From Olympia To Richland To Moscow, Protesters Demonstrate Against Coronavirus Safety Measures
BY WILL JAMES, AUSTIN JENKINS, NICHOLAS DESHAIS & SCOTT LEADINGHAM
Protesters across the country have ignored government orders intended to slow the spread of the novel coronavirus – including in the Northwest.
Demonstrations from Olympia to Richland in Washington, to Sandpoint to Moscow to Boise in Idaho, have been organized by people flouting social distancing measures put in place for public health and to slow the spread of coronavirus.
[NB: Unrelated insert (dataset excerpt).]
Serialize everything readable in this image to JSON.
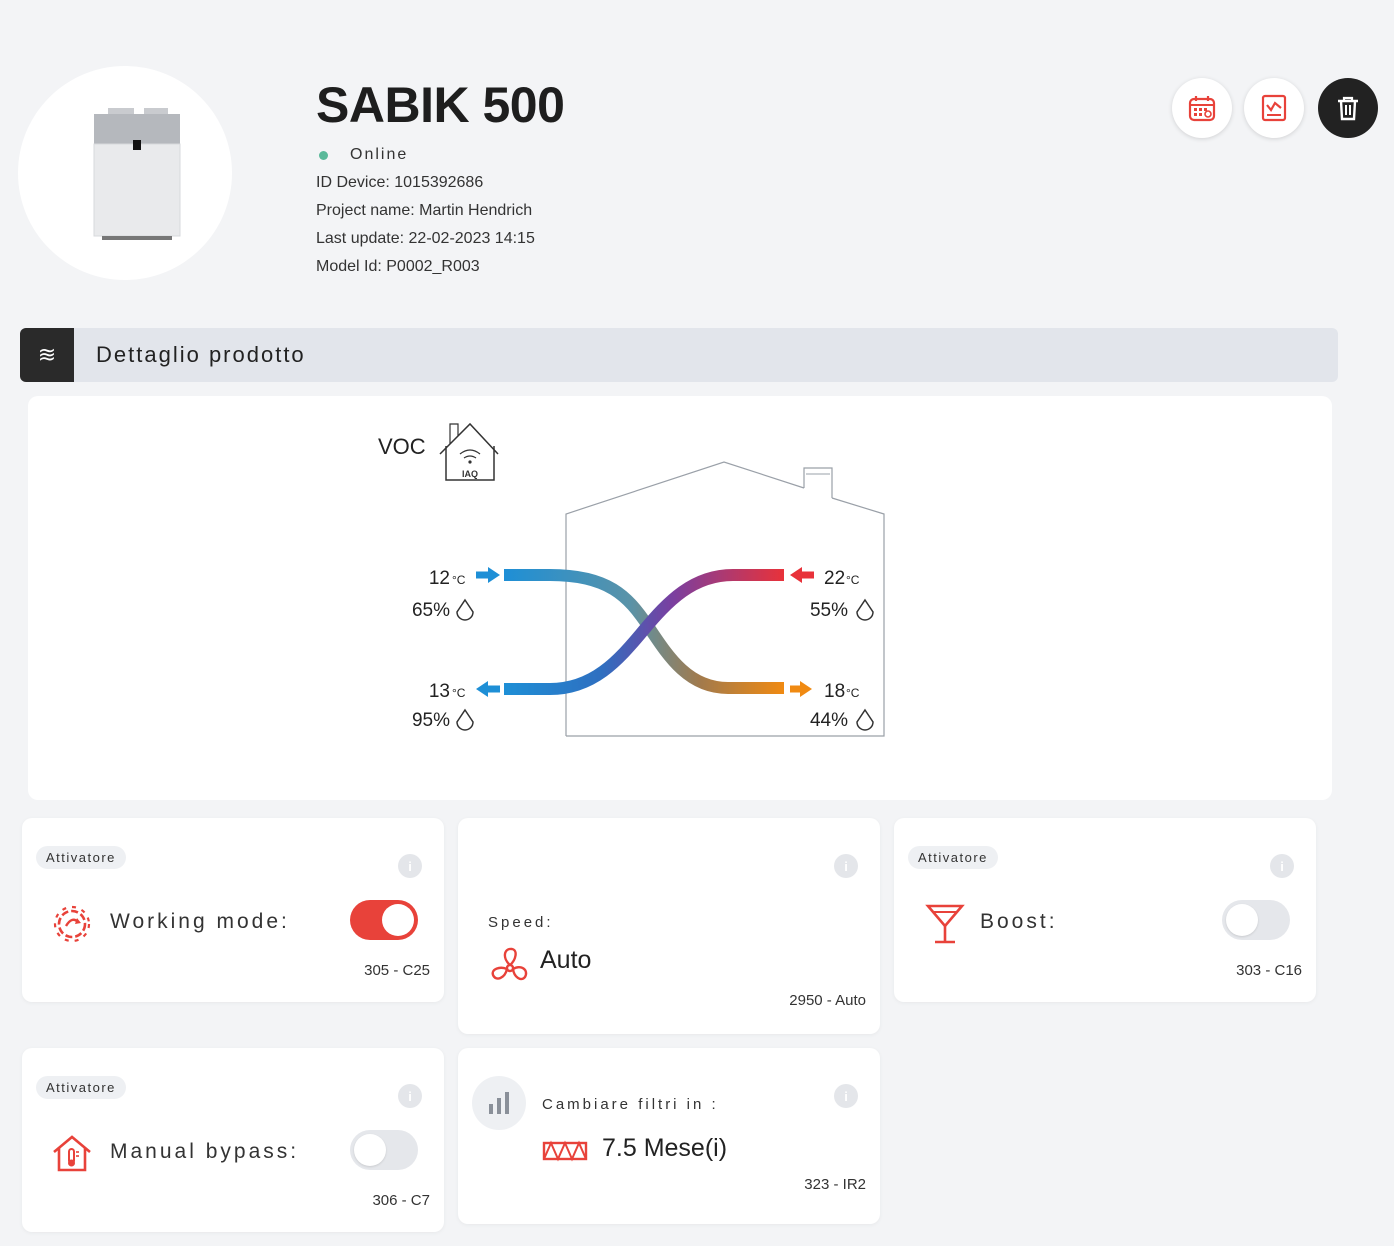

On Sunday, protesters amassed at the Washington state Capitol to decry social-distancing measures and demand officials reopen the economy.
State police estimate 2,500 people gathered for the rally, some standing shoulder-to-shoulder on or around the Capitol steps as they chanted “Let us work” and “U.S.A.” Few covered their faces or made efforts to stand apart from one another.
Trappings Of Trump Rallies
The Olympia protest had the trappings of the right-wing rallies supporting President Donald Trump that have grown common on the West Coast since 2016. Participants waved Trump flags and campaign signs.
Some marched in the black and yellow shirts worn by members of the Proud Boys (designated by the Southern Poverty Law Center as a hate group) while others stood by with assault-style rifles slung on their backs. Joey Gibson, leader of the group Patriot Prayer that attracts racist and violent members to its Portland and southwestern Washington rallies, made an appearance.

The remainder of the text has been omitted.